The trek home, beginning at 1 pm Thursday the 5th of March in Melaque and culminating at 1 am in Vancouver, (3 am in my body with the 2 hour time difference), was exhausting, and involved long walks in both the Calgary and Vancouver airports. The weather returning to the Coast the next day felt frigid and the damp seeped into my body. And I hate to say it but my age is finally beginning to impact me.

I had visions of working up to six months in Mexico each year, to escape the weather and my life at home. But I realize now that wouldn’t suit me. Perhaps with a partner to hang out with and/or volunteer work like my music friends Jack & Sharon I would feel different about it.

I had to take longer trips to Mexico to realize that one month may be the optimum time for me. I will know more over time.

This is my home. My life is here farther north beside the same ocean. It is the best place for me with my history of 35 years of connections and my daughter across the water in Vancouver. Living for a few special weeks once a year in Mexico isn’t healthy.
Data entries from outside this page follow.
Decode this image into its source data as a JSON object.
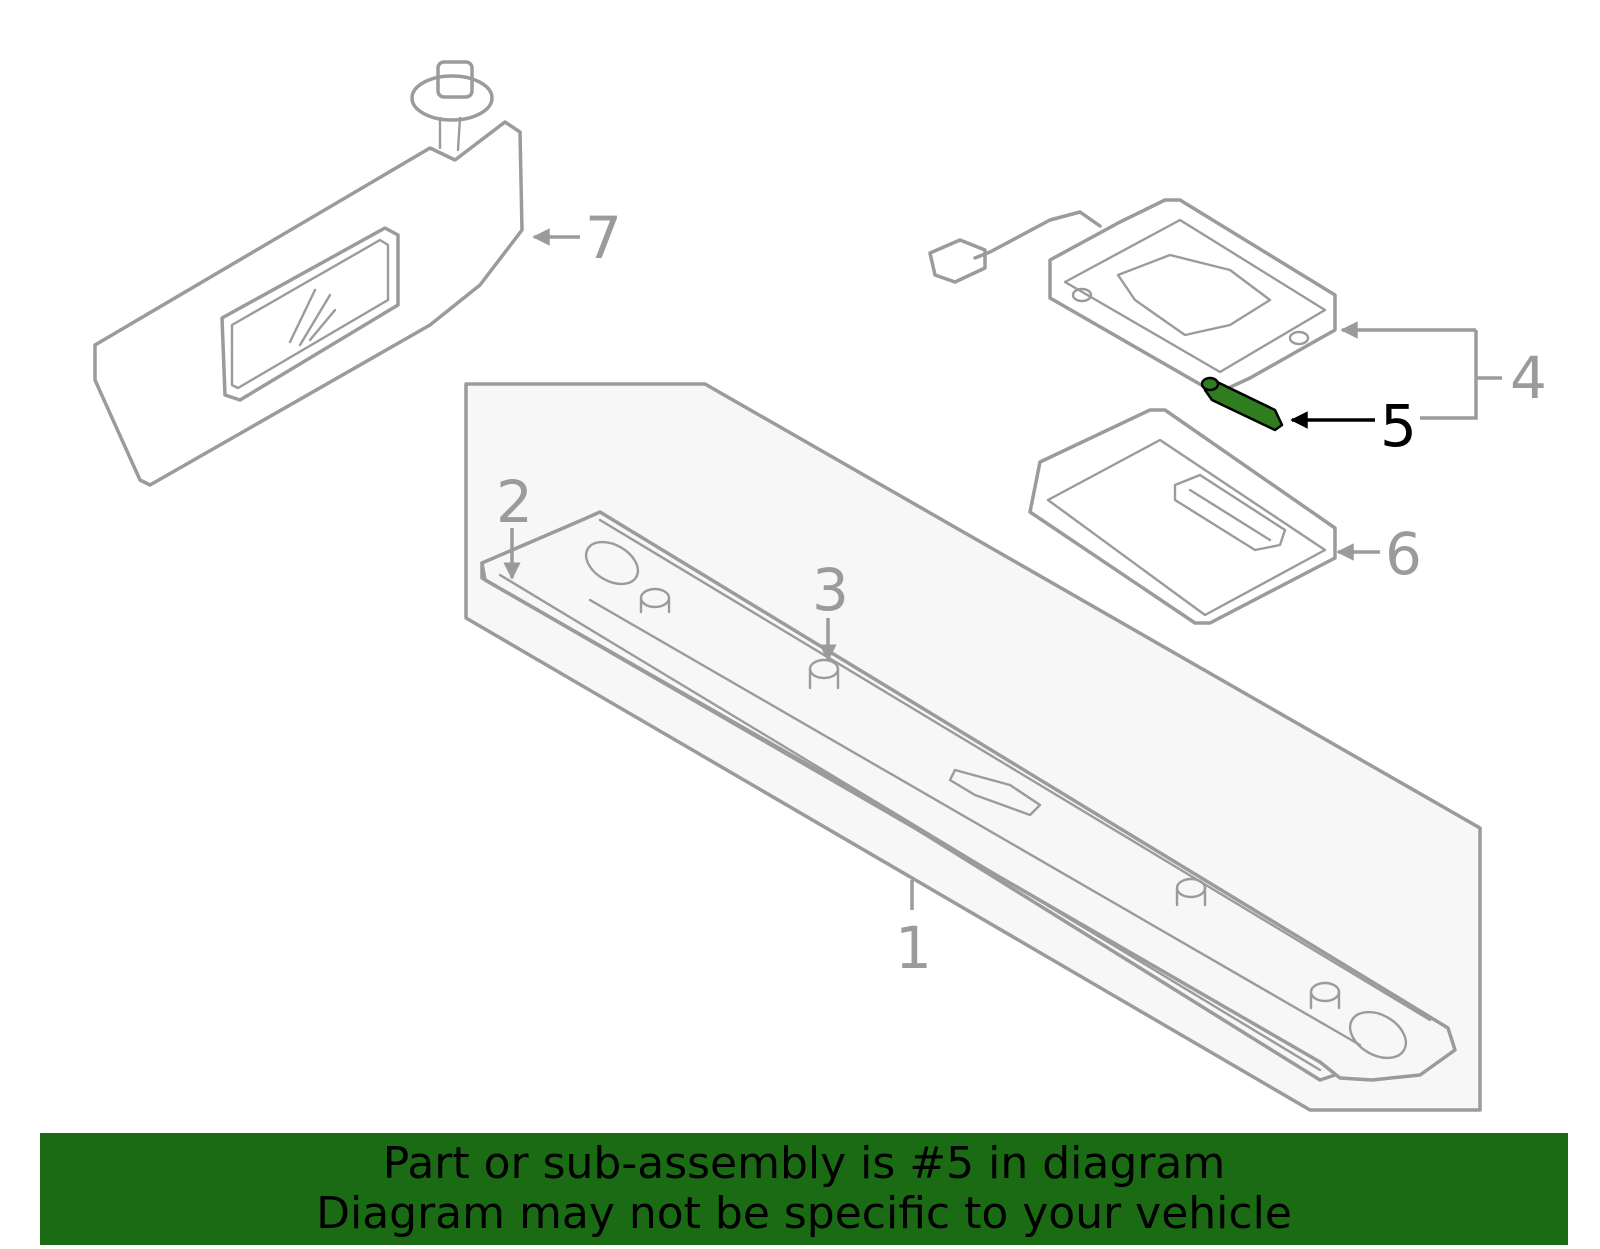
{
  "callouts": [
    {
      "number": "1",
      "part": "headliner",
      "highlighted": false
    },
    {
      "number": "2",
      "part": "weatherstrip",
      "highlighted": false
    },
    {
      "number": "3",
      "part": "clip",
      "highlighted": false
    },
    {
      "number": "4",
      "part": "dome-lamp-assembly",
      "highlighted": false
    },
    {
      "number": "5",
      "part": "bulb",
      "highlighted": true
    },
    {
      "number": "6",
      "part": "lens",
      "highlighted": false
    },
    {
      "number": "7",
      "part": "sun-visor",
      "highlighted": false
    }
  ],
  "banner": {
    "line1": "Part or sub-assembly is #5 in diagram",
    "line2": "Diagram may not be specific to your vehicle"
  },
  "colors": {
    "line": "#9b9b9b",
    "highlight_fill": "#2f7d1e",
    "banner_bg": "#1a6b14",
    "banner_text": "#000000"
  }
}
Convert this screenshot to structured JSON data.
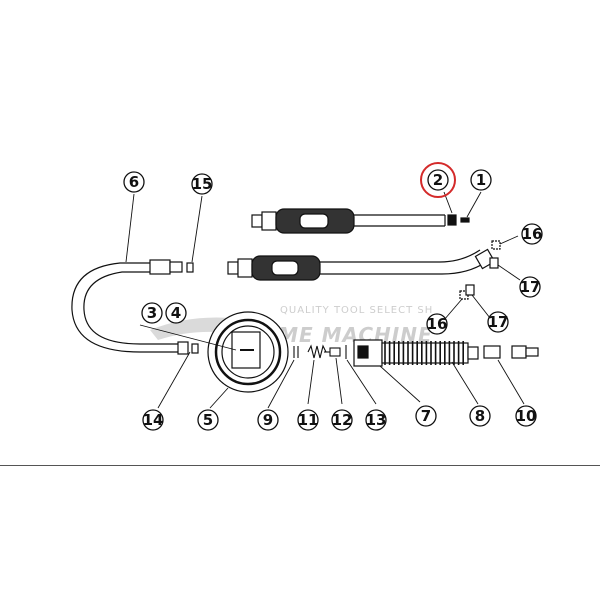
{
  "diagram": {
    "highlight_color": "#d42a2a",
    "line_color": "#111111",
    "watermark": {
      "tagline": "QUALITY TOOL SELECT SH",
      "brand": "TIME MACHINE"
    },
    "callouts": [
      {
        "id": "c1",
        "label": "1"
      },
      {
        "id": "c2",
        "label": "2",
        "highlighted": true
      },
      {
        "id": "c3",
        "label": "3"
      },
      {
        "id": "c4",
        "label": "4"
      },
      {
        "id": "c5",
        "label": "5"
      },
      {
        "id": "c6",
        "label": "6"
      },
      {
        "id": "c7",
        "label": "7"
      },
      {
        "id": "c8",
        "label": "8"
      },
      {
        "id": "c9",
        "label": "9"
      },
      {
        "id": "c10",
        "label": "10"
      },
      {
        "id": "c11",
        "label": "11"
      },
      {
        "id": "c12",
        "label": "12"
      },
      {
        "id": "c13",
        "label": "13"
      },
      {
        "id": "c14",
        "label": "14"
      },
      {
        "id": "c15",
        "label": "15"
      },
      {
        "id": "c16a",
        "label": "16"
      },
      {
        "id": "c16b",
        "label": "16"
      },
      {
        "id": "c17a",
        "label": "17"
      },
      {
        "id": "c17b",
        "label": "17"
      }
    ]
  }
}
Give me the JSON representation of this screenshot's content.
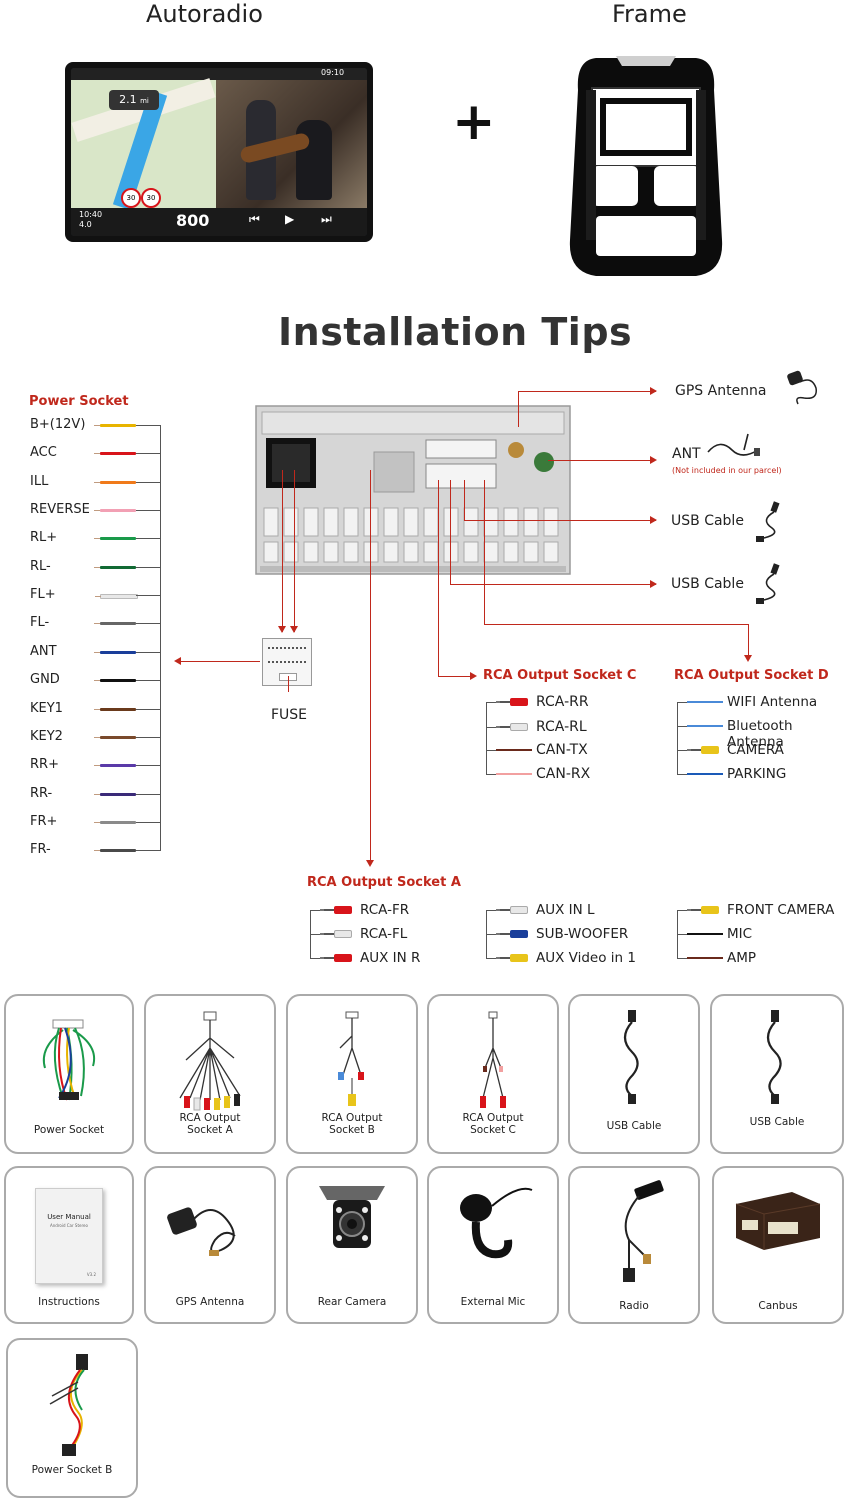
{
  "header": {
    "autoradio_label": "Autoradio",
    "plus_sign": "+",
    "frame_label": "Frame",
    "screen": {
      "gps_distance": "2.1",
      "gps_unit": "mi",
      "clock": "09:10",
      "time_left": "10:40",
      "dist_left": "4.0",
      "speed_limit_a": "30",
      "speed_limit_b": "30",
      "distance_big": "800"
    }
  },
  "section_title": "Installation Tips",
  "power_socket": {
    "title": "Power Socket",
    "wires": [
      {
        "label": "B+(12V)",
        "color": "#e8b400"
      },
      {
        "label": "ACC",
        "color": "#d8141a"
      },
      {
        "label": "ILL",
        "color": "#f07a1a"
      },
      {
        "label": "REVERSE",
        "color": "#f2a0b4"
      },
      {
        "label": "RL+",
        "color": "#1a9a4a"
      },
      {
        "label": "RL-",
        "color": "#126a34"
      },
      {
        "label": "FL+",
        "color": "#e8e8e8"
      },
      {
        "label": "FL-",
        "color": "#666666"
      },
      {
        "label": "ANT",
        "color": "#1a3e9a"
      },
      {
        "label": "GND",
        "color": "#111111"
      },
      {
        "label": "KEY1",
        "color": "#6a3a1c"
      },
      {
        "label": "KEY2",
        "color": "#7a4a2c"
      },
      {
        "label": "RR+",
        "color": "#5a3aa8"
      },
      {
        "label": "RR-",
        "color": "#3a2a78"
      },
      {
        "label": "FR+",
        "color": "#8a8a8a"
      },
      {
        "label": "FR-",
        "color": "#4a4a4a"
      }
    ]
  },
  "fuse_label": "FUSE",
  "right_connectors": {
    "gps": "GPS Antenna",
    "ant": "ANT",
    "ant_note": "(Not included in our parcel)",
    "usb1": "USB Cable",
    "usb2": "USB Cable"
  },
  "rca_c": {
    "title": "RCA Output Socket C",
    "items": [
      {
        "label": "RCA-RR",
        "color": "#d8141a",
        "kind": "rca"
      },
      {
        "label": "RCA-RL",
        "color": "#e8e8e8",
        "kind": "rca"
      },
      {
        "label": "CAN-TX",
        "color": "#6a2a1c",
        "kind": "wire"
      },
      {
        "label": "CAN-RX",
        "color": "#f2a0a0",
        "kind": "wire"
      }
    ]
  },
  "rca_d": {
    "title": "RCA Output Socket D",
    "items": [
      {
        "label": "WIFI Antenna",
        "color": "#4a8ad8",
        "kind": "wire"
      },
      {
        "label": "Bluetooth Antenna",
        "color": "#4a8ad8",
        "kind": "wire"
      },
      {
        "label": "CAMERA",
        "color": "#e8c41a",
        "kind": "rca"
      },
      {
        "label": "PARKING",
        "color": "#1a5ab8",
        "kind": "wire"
      }
    ]
  },
  "rca_a": {
    "title": "RCA Output Socket A",
    "col1": [
      {
        "label": "RCA-FR",
        "color": "#d8141a"
      },
      {
        "label": "RCA-FL",
        "color": "#e8e8e8"
      },
      {
        "label": "AUX IN R",
        "color": "#d8141a"
      }
    ],
    "col2": [
      {
        "label": "AUX IN L",
        "color": "#e8e8e8"
      },
      {
        "label": "SUB-WOOFER",
        "color": "#1a3e9a"
      },
      {
        "label": "AUX Video in 1",
        "color": "#e8c41a"
      }
    ],
    "col3": [
      {
        "label": "FRONT CAMERA",
        "color": "#e8c41a"
      },
      {
        "label": "MIC",
        "color": "#111111"
      },
      {
        "label": "AMP",
        "color": "#6a2a1c"
      }
    ]
  },
  "accessories": [
    {
      "label": "Power Socket"
    },
    {
      "label": "RCA Output\nSocket A"
    },
    {
      "label": "RCA Output\nSocket B"
    },
    {
      "label": "RCA Output\nSocket C"
    },
    {
      "label": "USB Cable"
    },
    {
      "label": "USB Cable"
    },
    {
      "label": "Instructions",
      "manual_title": "User Manual",
      "manual_sub": "Android Car Stereo",
      "manual_ver": "V3.2"
    },
    {
      "label": "GPS Antenna"
    },
    {
      "label": "Rear Camera"
    },
    {
      "label": "External Mic"
    },
    {
      "label": "Radio"
    },
    {
      "label": "Canbus"
    },
    {
      "label": "Power Socket B"
    }
  ]
}
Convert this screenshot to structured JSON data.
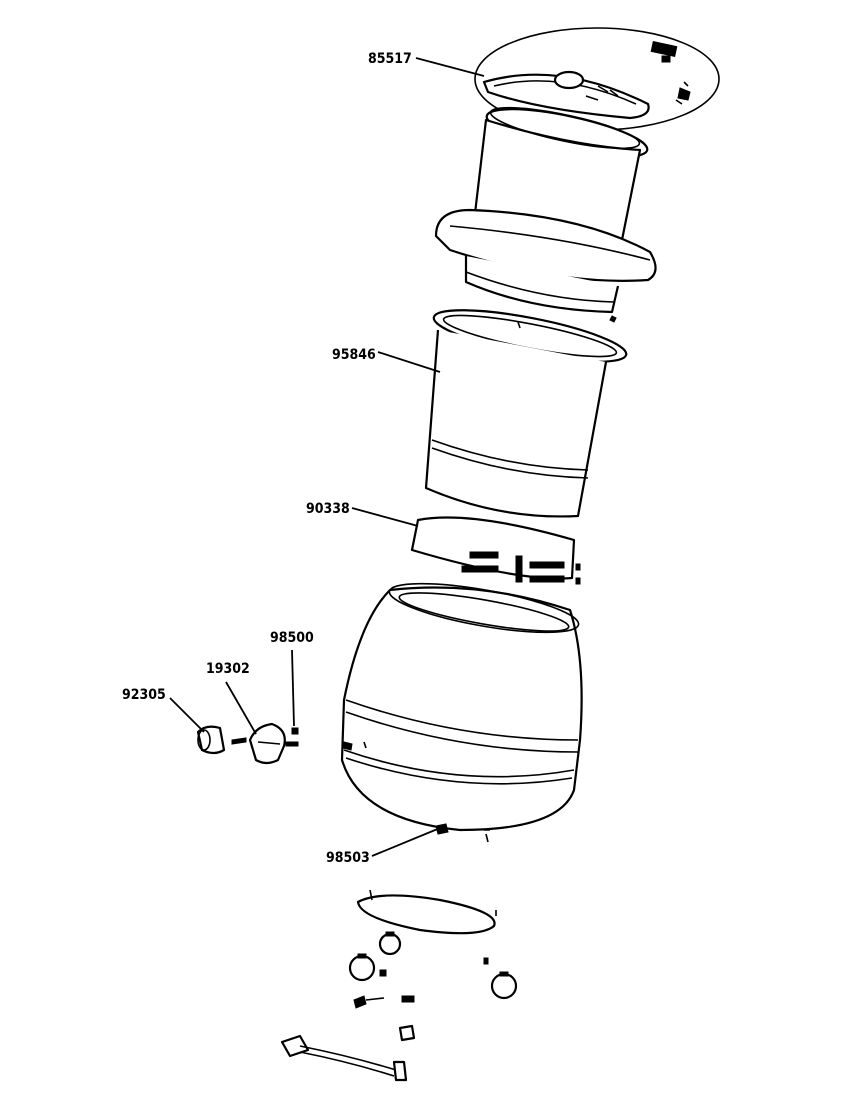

After all, I am basically a Taurean homebody.

My goal is not to backslide into keeping myself small…to forge ahead with all my interests, old and new, meeting new people, enjoying my singing performances and attending live music events.

In order to do this I am allowing Spirit to lead me more and more instead of pushing my agenda…asking Spirit to embrace and support my plans instead. This is working and I do feel more in the flow now.

I love Mexico. What happened there on February 22nd and the ensuing violence impacted me, but will not stop me returning there. I grieve for the lovely Mexican people who live their lives each day impacted by the ubiquitous and insidious cartel activity all over their country.

However my home and life is in Gibsons, I now realize, and I do not need to escape it. Although I will still enjoy Mexico for a month or so each winter, I plan to embrace my life here more fully, to really be here and not long for elsewhere.

My goal is to bring what I’ve learned about myself in my travels over the past years to my life here. Each time I return I have changed, in positive ways for the most part.

The Tree

Beside a quiet lane in the small town of Gibsons, a beautiful pine tree grows at the bottom of our former garden. The tree is 50-60 years old.

Over the years this special tree has been the focus of many events, both celebrations and grief. During the years I hosted our Net of Light/Grandmothers womens’ group we did empowerments and drummed around the tree.

Immediately upon hearing that my daughter’s dear friend had taken her life, I went outside and hugged that tree. I did not consciously do this, another part of me walked me out there. That’s where Don found me, and together we slowly walked around the neighbourhood, while we let this devastating news settle.

When our dear old dog passed away his funeral took place there in that tiny woods. We named Blackie’s shining qualities, tossing bits of paper with the words into the grave where he lay at rest, wrapped in my red terrycloth robe. Our wonderful next door neighbours attended, with Brian playing two songs for us on his small bagpipes, while Michele stood at the back with babe in arms, not wanting to intrude.

Yesterday evening during our Dark Woods of Grief Support Group, called “Grief and Praise”, we opened with a long somatic guided meditation, working with trees. Going into the group I felt very tired, most of us seemed to be. I sensed I was still processing the wonderful outdoor jazz music from the day before through my energy system. I continued with the next part of the group, the writing portion, but only part of me was present. I chose to exit the session before our breakout sharing groups, sending a chat note to let everyone know I was leaving.

Immediately after the meditation I became aware that this remarkable tree in our garden held unforgettable memories for myself and many friends. The session was complete for me at this point. This was the reason my soul had guided me to this particular group on this night.

I am very grateful for this opportunity to recognize and to process, then release the deep emotional significance of the tree.